Susan Hazelton (author) from Northern New York on April 03, 2011:

Granny, I know I had to have broken one or two myself. Thanks for visiting.

Susan Hazelton (author) from Northern New York on April 03, 2011:

Om, I can't hear music without tapping my foot, so they'd have to cart me away. I'm not so sure about the cemetary picnic though.

Angela Joseph from Florida on April 02, 2011:

You set me wondering what crazy laws my state (Georgia) has. Maybe if I think hard enough I can come up with a few.

Granny's House from Older and Hopefully Wiser Time on April 02, 2011:

I enjoyed reading crazy laws and facts. I think I too have broke some of the laws. hehe

Om Paramapoonya on April 02, 2011:

I like picking up seaweed on a beach and tapping my feet with music in a restaurant. Having a picnic at a cemetary sounds like something I might do as well. Hmmm....what an outlaw I am.

Susan Hazelton (author) from Northern New York on April 02, 2011:

Thanks thoughtforce. I enjoy the crazy laws myself. There seem to be at least one or two in every state that I would violate. It's a good thing they don't seem to enforce them.

Christina Lornemark from Sweden on April 02, 2011:

I am so amazed over those crazy laws and I would probably violate some of them if I visited New Hampshire! I have a habit of picking up seawood as well as tap my foot when I hear good music:)This was a very good way to present both history and fun facts about a place! I enjoyed it and rate it up! Tina

Susan Hazelton (author) from Northern New York on April 01, 2011:

Genna, never fear, every state has it's won crazy laws. You're certainly not alone.

Susan Hazelton (author) from Northern New York on April 01, 2011:

dahoglund, some of them do make more sense. Ones such as "You cannot sell the clothes you are wearing to pay off a gambling debt."

Susan Hazelton (author) from Northern New York on April 01, 2011:

FCEtier, I don't know it could go either way. Either a higher crime rate because of all the guns or a lower crime rate because everyone has one. It would make a good story.

Susan Hazelton (author) from Northern New York on April 01, 2011:

I agree Peggy. Christie McAuliffe deserves to be remembered.

Genna East from Massachusetts, USA on April 01, 2011:

I got such a laugh out of the Crazy Laws. I thought Massachusetts had some crazy ones...good to know that we're not alone. :) Great hub.

Don A. Hoglund from Wisconsin Rapids on April 01, 2011:

Sometimes I think the oddball laws make more sense than some of those we take seriously.

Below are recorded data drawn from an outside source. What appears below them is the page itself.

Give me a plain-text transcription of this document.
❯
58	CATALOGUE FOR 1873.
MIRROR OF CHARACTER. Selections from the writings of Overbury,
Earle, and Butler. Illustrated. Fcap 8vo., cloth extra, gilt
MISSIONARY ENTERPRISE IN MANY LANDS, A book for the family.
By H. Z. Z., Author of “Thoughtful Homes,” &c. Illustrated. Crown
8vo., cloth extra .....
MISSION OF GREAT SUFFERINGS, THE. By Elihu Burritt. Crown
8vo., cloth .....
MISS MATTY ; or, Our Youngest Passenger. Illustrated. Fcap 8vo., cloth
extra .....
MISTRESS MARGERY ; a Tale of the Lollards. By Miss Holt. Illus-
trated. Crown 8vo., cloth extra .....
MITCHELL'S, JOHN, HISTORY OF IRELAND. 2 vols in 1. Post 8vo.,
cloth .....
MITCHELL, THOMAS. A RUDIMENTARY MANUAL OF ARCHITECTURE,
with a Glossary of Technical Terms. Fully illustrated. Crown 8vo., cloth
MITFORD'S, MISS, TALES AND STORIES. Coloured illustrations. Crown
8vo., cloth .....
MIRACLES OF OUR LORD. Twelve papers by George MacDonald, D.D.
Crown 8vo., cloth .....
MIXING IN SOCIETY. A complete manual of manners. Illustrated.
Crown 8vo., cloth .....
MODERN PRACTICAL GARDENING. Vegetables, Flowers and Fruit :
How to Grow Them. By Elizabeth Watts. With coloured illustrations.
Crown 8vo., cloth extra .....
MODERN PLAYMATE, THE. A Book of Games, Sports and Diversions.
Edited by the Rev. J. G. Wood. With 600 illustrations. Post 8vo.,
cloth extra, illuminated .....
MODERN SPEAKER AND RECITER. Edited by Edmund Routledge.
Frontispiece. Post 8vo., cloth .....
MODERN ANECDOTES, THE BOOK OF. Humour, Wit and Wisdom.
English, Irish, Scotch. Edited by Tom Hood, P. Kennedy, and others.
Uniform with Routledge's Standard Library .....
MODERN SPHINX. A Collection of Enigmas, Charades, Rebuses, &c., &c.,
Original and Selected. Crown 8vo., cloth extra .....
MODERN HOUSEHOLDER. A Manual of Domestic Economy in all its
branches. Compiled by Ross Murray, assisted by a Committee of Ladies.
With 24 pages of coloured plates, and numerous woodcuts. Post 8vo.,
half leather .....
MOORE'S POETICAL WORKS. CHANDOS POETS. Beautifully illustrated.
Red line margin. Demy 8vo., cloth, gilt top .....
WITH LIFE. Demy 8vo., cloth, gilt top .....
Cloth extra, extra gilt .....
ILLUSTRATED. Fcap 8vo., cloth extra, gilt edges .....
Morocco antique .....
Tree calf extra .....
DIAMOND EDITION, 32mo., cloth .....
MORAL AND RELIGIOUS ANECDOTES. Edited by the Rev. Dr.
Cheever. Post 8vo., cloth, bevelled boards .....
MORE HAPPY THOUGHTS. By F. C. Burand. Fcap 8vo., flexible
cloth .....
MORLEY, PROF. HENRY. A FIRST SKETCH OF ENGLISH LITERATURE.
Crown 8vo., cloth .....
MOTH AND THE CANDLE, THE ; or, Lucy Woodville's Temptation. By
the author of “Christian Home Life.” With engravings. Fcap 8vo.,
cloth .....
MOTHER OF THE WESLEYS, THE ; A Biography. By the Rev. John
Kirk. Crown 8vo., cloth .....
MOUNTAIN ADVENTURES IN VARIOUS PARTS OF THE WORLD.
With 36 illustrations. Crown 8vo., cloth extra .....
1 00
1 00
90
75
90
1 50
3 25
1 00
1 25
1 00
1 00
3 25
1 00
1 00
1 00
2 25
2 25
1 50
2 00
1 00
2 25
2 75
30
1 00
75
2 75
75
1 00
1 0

Chip from Cold Mountain on April 01, 2011:

I heard last week that there's a town in S.C. with a local ordinance that REQUIRES people to carry a gun. They supposedly have a zero crime rate. Haven't checked it on snopes.com, but it sure makes a good story! LOL

Peggy Woods from Houston, Texas on March 31, 2011:

It is nice to know that a planetarium has been named in Christa McAuliffe's name in Concord, New Hampshire.